Barrick Gold commits Sh160 billion on Tanzania projects

Barrick Gold’s chief executive, Mark Bristow.

Summary

  • This is in accordance with the conditions underlying Barrick’s framework agreement with the government, which included the establishment of their Twiga joint venture.
  • Twiga oversees a 50/50 split of the economic benefits generated by the mines as well as their management.

Dar es Salaam. Barrick Gold Corporation yesterday announced the commitment of up to $70 million (about Sh161 billion) for investment in value-adding national projects.

The projects include mining-related training, skills development and scientific facilities at Tanzanian universities, as well as road infrastructure.

This is in accordance with the conditions underlying Barrick’s framework agreement with the government, which included the establishment of their Twiga joint venture.

Twiga oversees a 50/50 split of the economic benefits generated by the mines as well as their management.

Barrick president and chief executive Mark Bristow said yesterday the investment programme was the latest evolution of the company’s very successful partnership with the government.
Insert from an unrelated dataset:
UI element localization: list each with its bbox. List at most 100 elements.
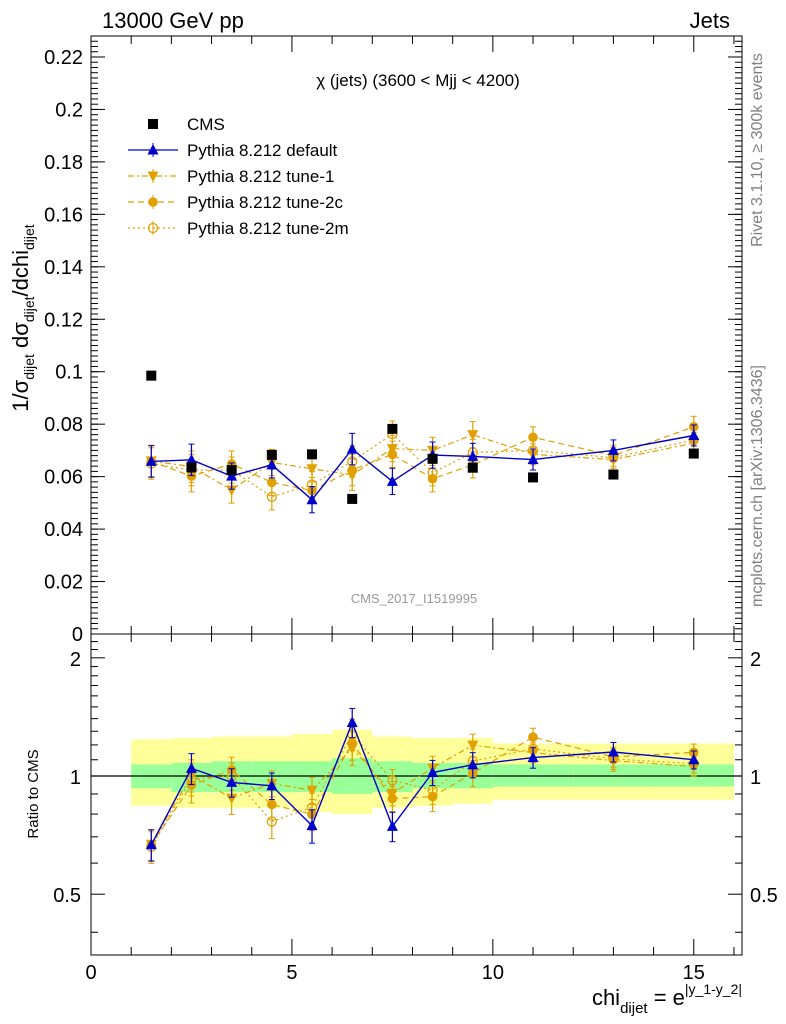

“Since we took over the Tanzanian mines from their previous operator in 2019, we have rebuilt relations with the state and renewed our social licence to operate here,” he said.

North Mara, expounded Mr Bristow, had been redesigned as an integrated underground/open pit mine and Bulyanhulu has been resuscitated as a long-life underground mine.

Together they are expected to produce more than 500,000 ounces1 of gold per year at the lower end of the cost spectrum, he said.

As it is, the company announced yesterday it would spend $6 (about Sh13,800) for every ounce of gold sold by its two mines in the country on improving healthcare, education, infrastructure and access to potable water in the communities around them.

Barrick has spent more than $1.9 billion in taxes, salaries and payments to local businesses over the past two years.

At least 73 percent of the mines’ goods and services are sourced locally and they give preference to the employment of Tanzanian nationals.

Barrick has to date also paid the government $140 million of the $300 million settlement included in the framework agreement.